The Computer Society of Kenya

Since 1986


Tuesday DECEMBER 9, 2019

The Competition Authority of Kenya (CAK) says it is reviewing the Airtel, Telkom Kenya merger, distancing itself from suggestions by the Ethics and Anti-Corruption Commission that the deal has been put on hold once again.

The EACC initially waded into the proposed transaction, saying it would not continue until allegations of corruption are investigated.

The agency later wrote to the CAK and other regulators on October 15, saying it did not object to the merger.

EACC Director of Legal Services David Too, however, last month walked back the agency’s letter and told Parliament that the transaction is still being investigated.

Regulators meanwhile continue to evaluate the proposed deal, saying they stand guided by the October 15 letter that has not been withdrawn.

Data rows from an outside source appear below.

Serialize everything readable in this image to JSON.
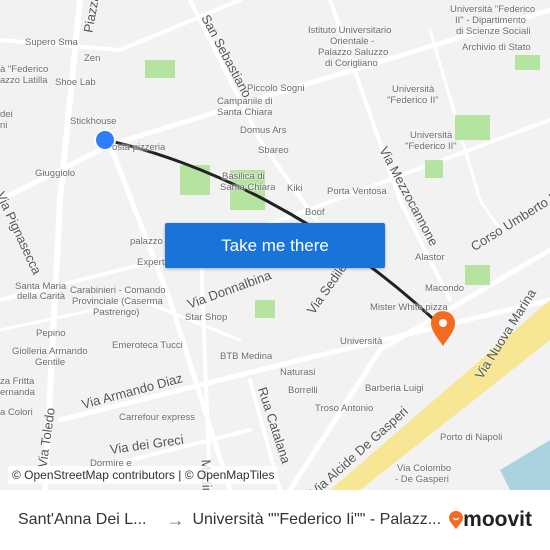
{
  "map": {
    "labels": [
      "Supero Sma",
      "Zen",
      "à \"Federico",
      "azzo Latilla",
      "Shoe Lab",
      "Stickhouse",
      "dei",
      "ni",
      "Giuggiolo",
      "osta pizzeria",
      "Piccolo Sogni",
      "Campanile di",
      "Santa Chiara",
      "Domus Ars",
      "Sbareo",
      "Basilica di",
      "Santa Chiara",
      "Kiki",
      "Porta Ventosa",
      "Boof",
      "Istituto Universitario",
      "Orientale -",
      "Palazzo Saluzzo",
      "di Corigliano",
      "Università \"Federico",
      "II\" - Dipartimento",
      "di Scienze Sociali",
      "Archivio di Stato",
      "Università",
      "\"Federico II\"",
      "Università",
      "\"Federico II\"",
      "Alastor",
      "Macondo",
      "Mister White pizza",
      "Università",
      "palazzo C",
      "Expert",
      "Santa Maria",
      "della Carità",
      "Carabinieri - Comando",
      "Provinciale (Caserma",
      "Pastrengo)",
      "Star Shop",
      "Pepino",
      "Giolleria Armando",
      "Gentile",
      "Emeroteca Tucci",
      "BTB Medina",
      "Naturasi",
      "Borrelli",
      "za Fritta",
      "ernanda",
      "a Colori",
      "Carrefour express",
      "Barberia Luigi",
      "Troso Antonio",
      "Porto di Napoli",
      "Via Colombo",
      "- De Gasperi",
      "Dormire e"
    ],
    "streets": [
      "Piazza",
      "San Sebastiano",
      "Via Pignasecca",
      "Via Mezzocannone",
      "Corso Umberto I",
      "Via Sedile di Porto",
      "Via Donnalbina",
      "Via Armando Diaz",
      "Via Toledo",
      "Via dei Greci",
      "Rua Catalana",
      "Via Alcide De Gasperi",
      "Via Nuova Marina",
      "Medina"
    ],
    "origin_color": "#2d7ff9",
    "destination_color": "#f26b21",
    "route_color": "#222222"
  },
  "cta": {
    "label": "Take me there"
  },
  "attribution": "© OpenStreetMap contributors | © OpenMapTiles",
  "footer": {
    "origin": "Sant'Anna Dei L...",
    "arrow": "→",
    "destination": "Università \"\"Federico Ii\"\" - Palazz...",
    "brand": "moovit"
  }
}
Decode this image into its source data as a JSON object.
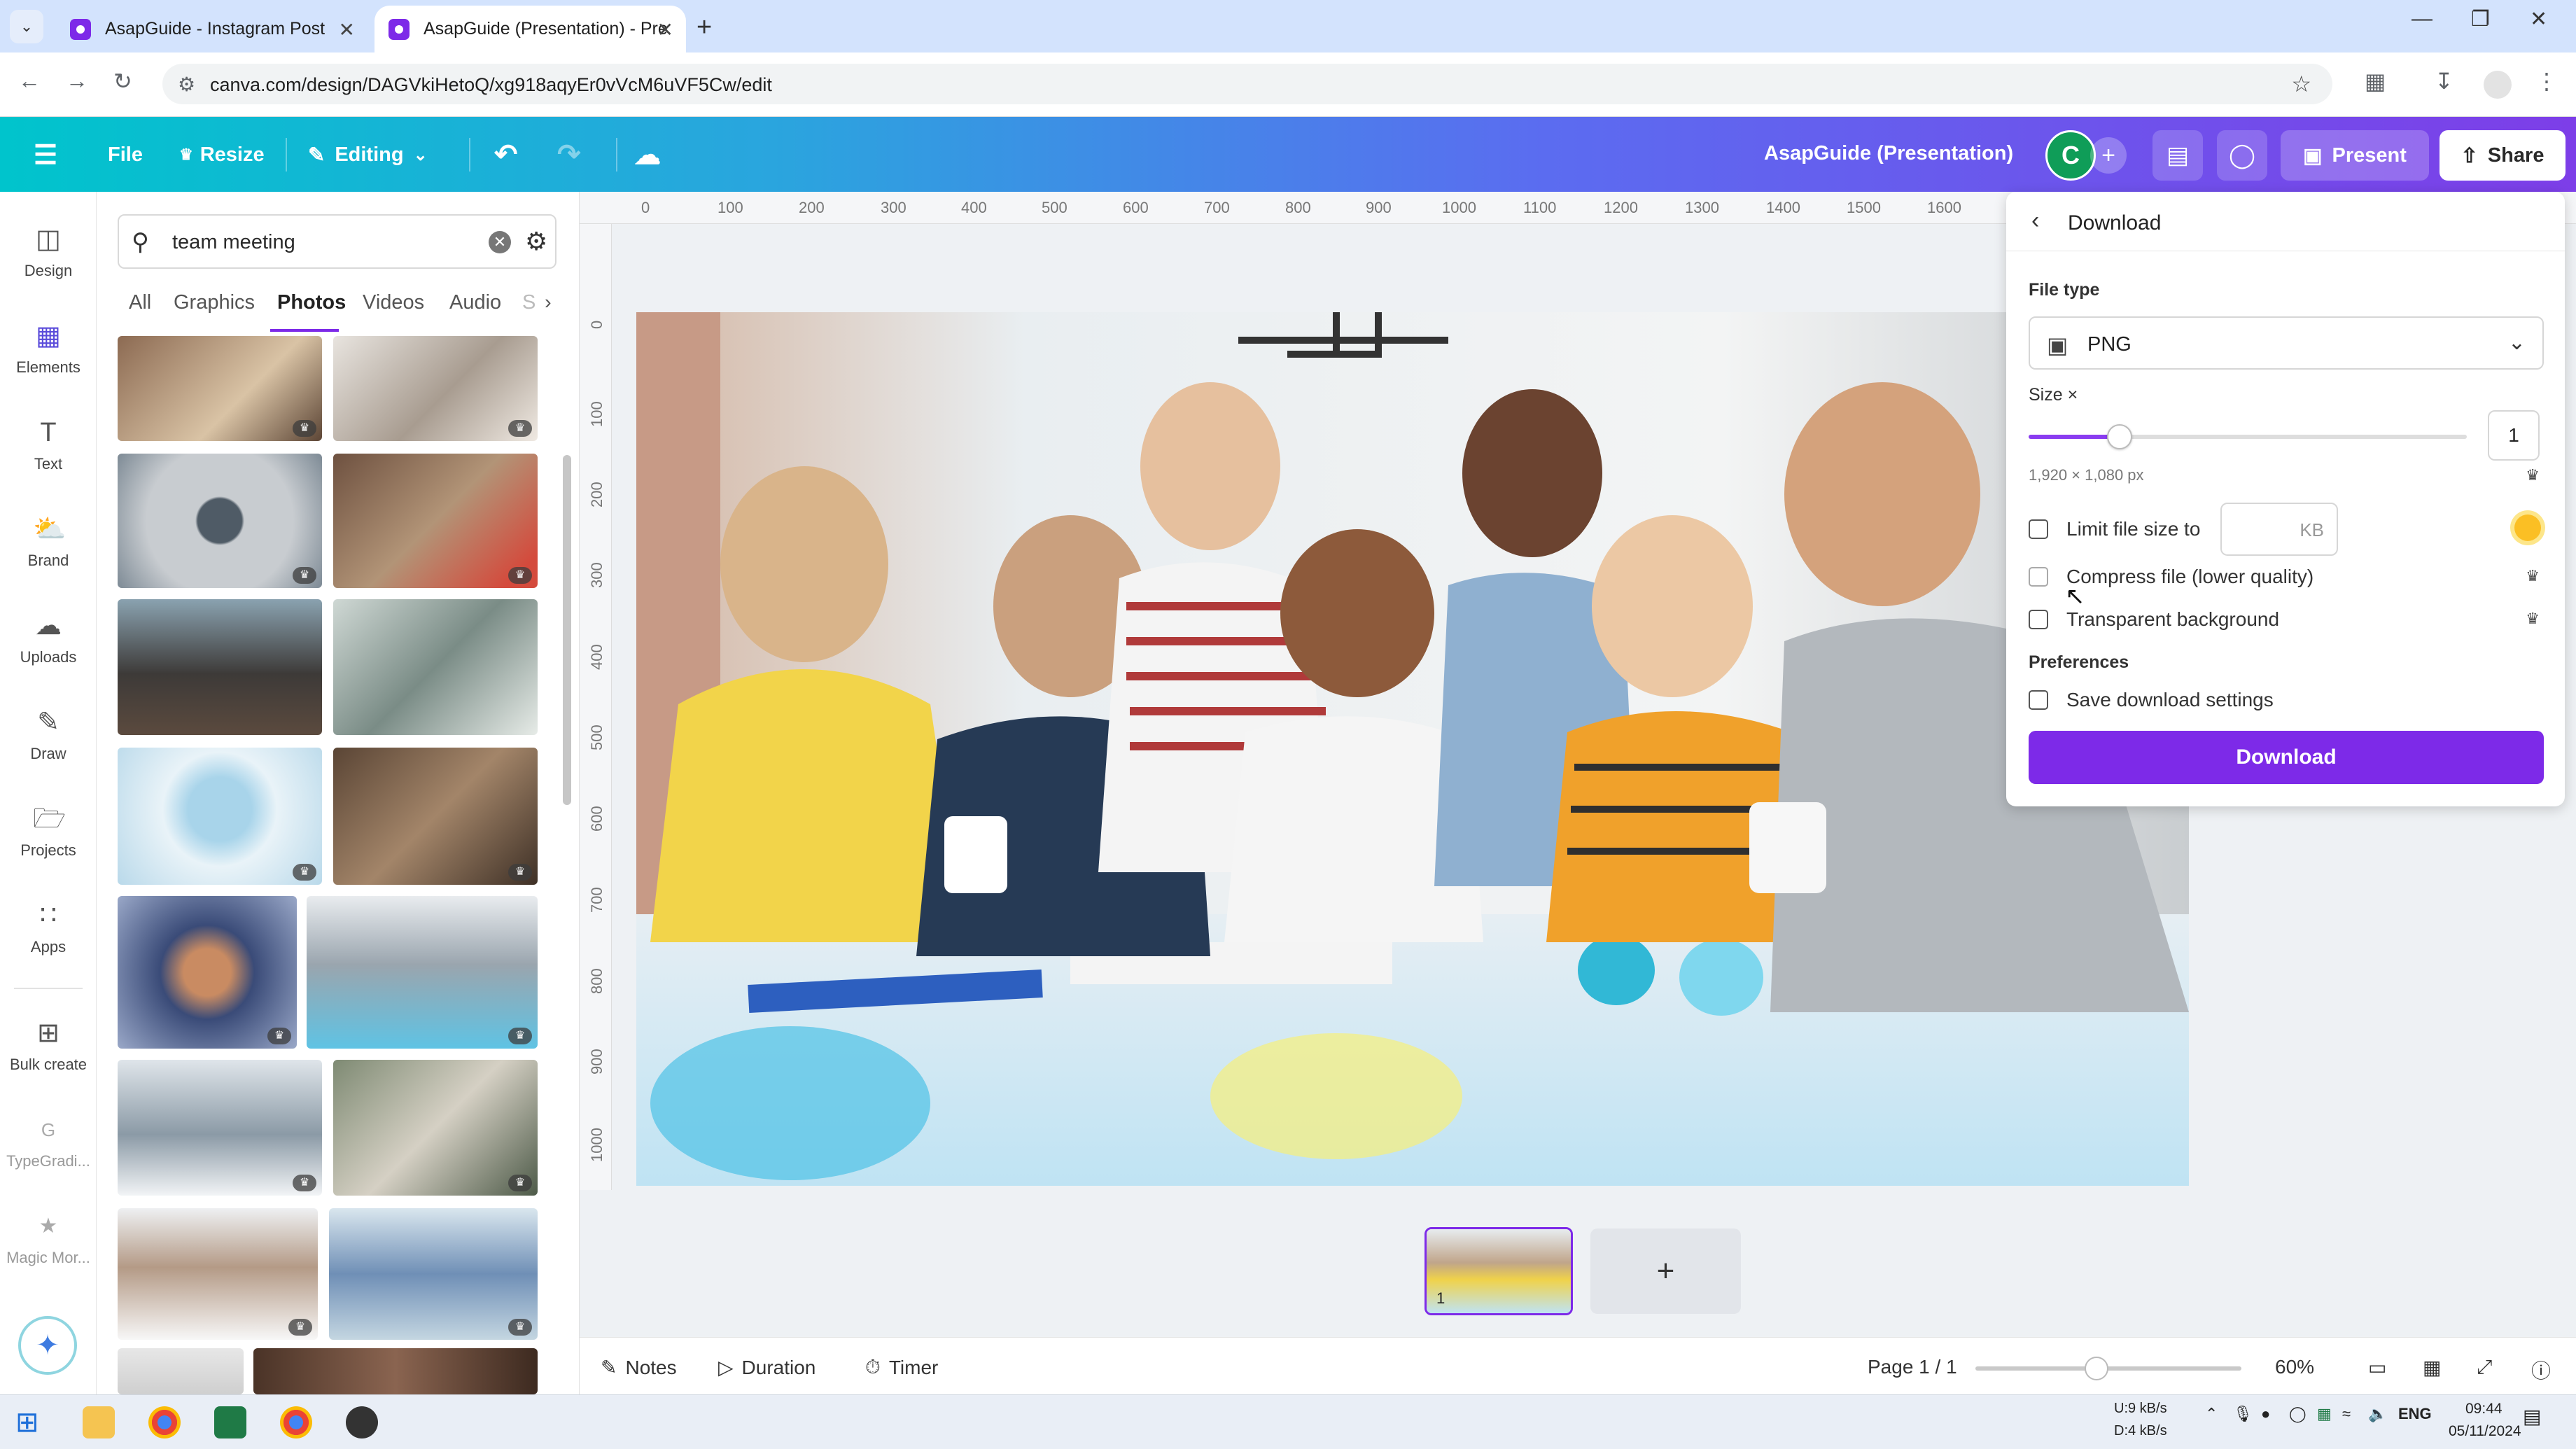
{
  "browser": {
    "tabs": [
      {
        "title": "AsapGuide - Instagram Post",
        "active": false
      },
      {
        "title": "AsapGuide (Presentation) - Pre",
        "active": true
      }
    ],
    "url": "canva.com/design/DAGVkiHetoQ/xg918aqyEr0vVcM6uVF5Cw/edit"
  },
  "header": {
    "file_label": "File",
    "resize_label": "Resize",
    "editing_label": "Editing",
    "doc_title": "AsapGuide (Presentation)",
    "avatar_letter": "C",
    "present_label": "Present",
    "share_label": "Share"
  },
  "rail": {
    "items": [
      {
        "label": "Design",
        "icon": "layout-icon"
      },
      {
        "label": "Elements",
        "icon": "shapes-icon"
      },
      {
        "label": "Text",
        "icon": "text-icon"
      },
      {
        "label": "Brand",
        "icon": "brand-icon"
      },
      {
        "label": "Uploads",
        "icon": "cloud-upload-icon"
      },
      {
        "label": "Draw",
        "icon": "pen-icon"
      },
      {
        "label": "Projects",
        "icon": "folder-icon"
      },
      {
        "label": "Apps",
        "icon": "apps-icon"
      },
      {
        "label": "Bulk create",
        "icon": "bulk-create-icon"
      },
      {
        "label": "TypeGradi...",
        "icon": "typegradient-icon"
      },
      {
        "label": "Magic Mor...",
        "icon": "magic-morph-icon"
      }
    ]
  },
  "panel": {
    "search_value": "team meeting",
    "categories": [
      "All",
      "Graphics",
      "Photos",
      "Videos",
      "Audio",
      "S"
    ],
    "active_category": "Photos"
  },
  "ruler": {
    "h_ticks": [
      "0",
      "100",
      "200",
      "300",
      "400",
      "500",
      "600",
      "700",
      "800",
      "900",
      "1000",
      "1100",
      "1200",
      "1300",
      "1400",
      "1500",
      "1600"
    ],
    "v_ticks": [
      "0",
      "100",
      "200",
      "300",
      "400",
      "500",
      "600",
      "700",
      "800",
      "900",
      "1000"
    ]
  },
  "bottom": {
    "notes_label": "Notes",
    "duration_label": "Duration",
    "timer_label": "Timer",
    "page_label": "Page 1 / 1",
    "zoom_label": "60%",
    "page_number": "1"
  },
  "download": {
    "title": "Download",
    "file_type_label": "File type",
    "file_type_value": "PNG",
    "size_label": "Size ×",
    "size_value": "1",
    "dims": "1,920 × 1,080 px",
    "limit_label": "Limit file size to",
    "kb_label": "KB",
    "compress_label": "Compress file (lower quality)",
    "transparent_label": "Transparent background",
    "preferences_label": "Preferences",
    "save_settings_label": "Save download settings",
    "button_label": "Download"
  },
  "taskbar": {
    "net_up": "9 kB/s",
    "net_down": "4 kB/s",
    "net_u": "U:",
    "net_d": "D:",
    "lang": "ENG",
    "time": "09:44",
    "date": "05/11/2024"
  },
  "colors": {
    "brand_purple": "#7d2ae8",
    "header_start": "#00c4cc",
    "header_end": "#7d3ee8",
    "avatar_green": "#0f9d58"
  }
}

“The authority shall communicate its determination on the proposed merger as prescribed by Section 46 (6) (a) (ii) of the Competition Act No. 12 of 2010,” the CAK told the Business Daily in an e-mailed statement.

The Communications Authority of Kenya had not responded to our queries by the time of going to press.

In the letter, the anti-corruption watchdog had asked the regulators to ensure that State security installations are secured in the deal. The agency also asked that employees’ interests be protected.

The EACC said it has established that Telkom Kenya is a private company owned 60 per cent by private equity firm Helios and 40 per cent by the Kenyan government.

In his statement to Parliament, Mr Too suggested that investigations in the proposed transaction are still ongoing.

“We have not approved any merger but we have issued advisories to responsible government entities to protect the interest in the approval process of the merger,” he said.

“We are seeking mutual legal assistance from several overseas countries that include Mauritius, Cayman Islands, Netherlands, United Arab Emirates, India, Sudan, France and South Africa.”

The inquiry is seeking to establish the circumstances under which the Treasury ceded further ownership of Telkom Kenya to Orange, the French multinational that later sold its stake to Helios.